The Role:
We are looking for a Machine Learning Engineer to help build cutting-edge systems for our mission to map and monitor the planet's forests. The Baseline team develops models to evaluate the performance of conservation and reforestation projects and compute the number of carbon credits they should be issued. As a member of the Baseline team, you will research, design, implement, and deploy models to ensure that forest carbon credits represent real emissions reductions.
A typical day includes implementing new machine learning models with remote sensing data, designing experiments to validate their performance, pair coding with other engineers, and discussing results and experiment plans with scientists. The quality of model outputs directly impacts the quality of forest carbon projects. Model validation and uncertainty quantification are core values for our team.
We're looking for engineers who find joy in the craft of building and want to make an impact. Engineers who push forward initiatives by asking great questions, cutting through ambiguity, and organizing to win. Engineers who are relentlessly detail-oriented, methodical in their approach to understanding trade-offs, place the highest emphasis on building, and building quickly.
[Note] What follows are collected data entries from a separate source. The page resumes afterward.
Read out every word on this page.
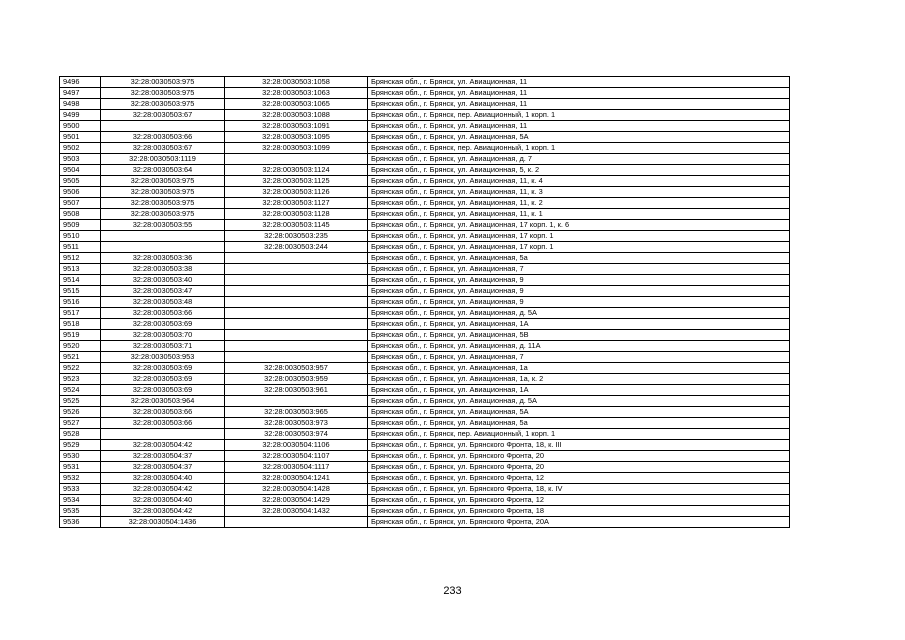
9496	32:28:0030503:975	32:28:0030503:1058	Брянская обл., г. Брянск, ул. Авиационная, 11
9497	32:28:0030503:975	32:28:0030503:1063	Брянская обл., г. Брянск, ул. Авиационная, 11
9498	32:28:0030503:975	32:28:0030503:1065	Брянская обл., г. Брянск, ул. Авиационная, 11
9499	32:28:0030503:67	32:28:0030503:1088	Брянская обл., г. Брянск, пер. Авиационный, 1 корп. 1
9500		32:28:0030503:1091	Брянская обл., г. Брянск, ул. Авиационная, 11
9501	32:28:0030503:66	32:28:0030503:1095	Брянская обл., г. Брянск, ул. Авиационная, 5А
9502	32:28:0030503:67	32:28:0030503:1099	Брянская обл., г. Брянск, пер. Авиационный, 1 корп. 1
9503	32:28:0030503:1119		Брянская обл., г. Брянск, ул. Авиационная, д. 7
9504	32:28:0030503:64	32:28:0030503:1124	Брянская обл., г. Брянск, ул. Авиационная, 5, к. 2
9505	32:28:0030503:975	32:28:0030503:1125	Брянская обл., г. Брянск, ул. Авиационная, 11, к. 4
9506	32:28:0030503:975	32:28:0030503:1126	Брянская обл., г. Брянск, ул. Авиационная, 11, к. 3
9507	32:28:0030503:975	32:28:0030503:1127	Брянская обл., г. Брянск, ул. Авиационная, 11, к. 2
9508	32:28:0030503:975	32:28:0030503:1128	Брянская обл., г. Брянск, ул. Авиационная, 11, к. 1
9509	32:28:0030503:55	32:28:0030503:1145	Брянская обл., г. Брянск, ул. Авиационная, 17 корп. 1, к. 6
9510		32:28:0030503:235	Брянская обл., г. Брянск, ул. Авиационная, 17 корп. 1
9511		32:28:0030503:244	Брянская обл., г. Брянск, ул. Авиационная, 17 корп. 1
9512	32:28:0030503:36		Брянская обл., г. Брянск, ул. Авиационная, 5а
9513	32:28:0030503:38		Брянская обл., г. Брянск, ул. Авиационная, 7
9514	32:28:0030503:40		Брянская обл., г. Брянск, ул. Авиационная, 9
9515	32:28:0030503:47		Брянская обл., г. Брянск, ул. Авиационная, 9
9516	32:28:0030503:48		Брянская обл., г. Брянск, ул. Авиационная, 9
9517	32:28:0030503:66		Брянская обл., г. Брянск, ул. Авиационная, д. 5А
9518	32:28:0030503:69		Брянская обл., г. Брянск, ул. Авиационная, 1А
9519	32:28:0030503:70		Брянская обл., г. Брянск, ул. Авиационная, 5В
9520	32:28:0030503:71		Брянская обл., г. Брянск, ул. Авиационная, д. 11А
9521	32:28:0030503:953		Брянская обл., г. Брянск, ул. Авиационная, 7
9522	32:28:0030503:69	32:28:0030503:957	Брянская обл., г. Брянск, ул. Авиационная, 1а
9523	32:28:0030503:69	32:28:0030503:959	Брянская обл., г. Брянск, ул. Авиационная, 1а, к. 2
9524	32:28:0030503:69	32:28:0030503:961	Брянская обл., г. Брянск, ул. Авиационная, 1А
9525	32:28:0030503:964		Брянская обл., г. Брянск, ул. Авиационная, д. 5А
9526	32:28:0030503:66	32:28:0030503:965	Брянская обл., г. Брянск, ул. Авиационная, 5А
9527	32:28:0030503:66	32:28:0030503:973	Брянская обл., г. Брянск, ул. Авиационная, 5а
9528		32:28:0030503:974	Брянская обл., г. Брянск, пер. Авиационный, 1 корп. 1
9529	32:28:0030504:42	32:28:0030504:1106	Брянская обл., г. Брянск, ул. Брянского Фронта, 18, к. III
9530	32:28:0030504:37	32:28:0030504:1107	Брянская обл., г. Брянск, ул. Брянского Фронта, 20
9531	32:28:0030504:37	32:28:0030504:1117	Брянская обл., г. Брянск, ул. Брянского Фронта, 20
9532	32:28:0030504:40	32:28:0030504:1241	Брянская обл., г. Брянск, ул. Брянского Фронта, 12
9533	32:28:0030504:42	32:28:0030504:1428	Брянская обл., г. Брянск, ул. Брянского Фронта, 18, к. IV
9534	32:28:0030504:40	32:28:0030504:1429	Брянская обл., г. Брянск, ул. Брянского Фронта, 12
9535	32:28:0030504:42	32:28:0030504:1432	Брянская обл., г. Брянск, ул. Брянского Фронта, 18
9536	32:28:0030504:1436		Брянская обл., г. Брянск, ул. Брянского Фронта, 20А
233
What You Will Help Us With:
- Training machine learning models to evaluate the performance of conservation and reforestation projects.
- Designing statistical frameworks and experiments to assess the quality of these models on real-world data.
- Optimizing these models to run efficiently on large amounts of geospatial and remote sensing data.
- Helping to construct tools that enable research and operations to produce high-quality performance metrics for forest carbon projects.
- Advocate for scientific and engineering best practices applied to our machine learning work.